W Wild West Online gra... 50 osób
Chcielibyśmy napisać coś pozytywnego o Wild West Online, ale niestety nie możemy. Pierwszy prawdziwy MMORPG osadzony na Dzikim Zachodzie okazała się totalną epicką porażką.
Zaledwie miesiąc od uruchomienia gry na Steamie (Early Access), na serwerach Wild West Online została garstka osób. Dosłownie garstka. W godzinach szczytu mamy… 54 osoby online (za SteamDB.com), co jak na grę MMORPG wygląda żałośnie.
Winni są oczywiście producenci WWO, którzy wypuścili zbugowany, źle zoptymalizowany i przekręcony tytuł. Zamiast epickiej przygody w westernowych klimatach, dostaliśmy namiastkę gry, która nie ma nic wspólnego z Dzikim Zachodem.
Nadchodzi wersja Free-To-Play?
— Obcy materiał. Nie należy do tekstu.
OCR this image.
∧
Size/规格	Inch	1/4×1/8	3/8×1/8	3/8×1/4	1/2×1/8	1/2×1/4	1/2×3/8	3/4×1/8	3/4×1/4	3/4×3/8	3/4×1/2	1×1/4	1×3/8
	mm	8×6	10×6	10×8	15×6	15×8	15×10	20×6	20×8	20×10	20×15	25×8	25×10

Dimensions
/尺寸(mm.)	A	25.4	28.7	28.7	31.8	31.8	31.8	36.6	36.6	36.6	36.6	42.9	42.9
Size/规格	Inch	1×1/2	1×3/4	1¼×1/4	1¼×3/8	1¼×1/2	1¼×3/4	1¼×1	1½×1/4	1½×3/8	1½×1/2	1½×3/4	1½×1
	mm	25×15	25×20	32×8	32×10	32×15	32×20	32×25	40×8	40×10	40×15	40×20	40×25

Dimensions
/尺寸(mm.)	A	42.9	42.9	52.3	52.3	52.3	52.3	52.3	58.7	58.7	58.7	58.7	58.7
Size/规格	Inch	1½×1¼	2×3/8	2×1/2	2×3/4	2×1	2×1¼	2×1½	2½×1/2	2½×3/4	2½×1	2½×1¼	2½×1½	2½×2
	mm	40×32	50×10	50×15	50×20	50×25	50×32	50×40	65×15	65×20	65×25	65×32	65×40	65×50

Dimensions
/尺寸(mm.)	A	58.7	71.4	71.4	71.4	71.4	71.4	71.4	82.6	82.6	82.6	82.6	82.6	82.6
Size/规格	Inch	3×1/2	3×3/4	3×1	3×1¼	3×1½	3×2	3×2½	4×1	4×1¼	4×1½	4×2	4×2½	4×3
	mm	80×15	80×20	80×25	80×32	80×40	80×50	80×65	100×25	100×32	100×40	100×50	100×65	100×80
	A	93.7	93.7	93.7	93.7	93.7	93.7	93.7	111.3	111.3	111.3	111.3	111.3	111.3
Jeszcze nie, ale lada moment ma zostać uruchomiony darmowy trial, który pozwoli nam bawić się do 20 lvl. Jeśli to nie pomoże przywrócić „zdrowej” populacji gry, to pewnie skończy się transformacją na F2P, a może nawet spektakularnym zamknięciem. Kto wie…
Tak niestety kończą gry, które robią z nas głupków. Twócy WWO myśleli chyba, że nie zauważymy tych elementarnych wad i będziemy się świetnie bawić. Nie z nami takie numery.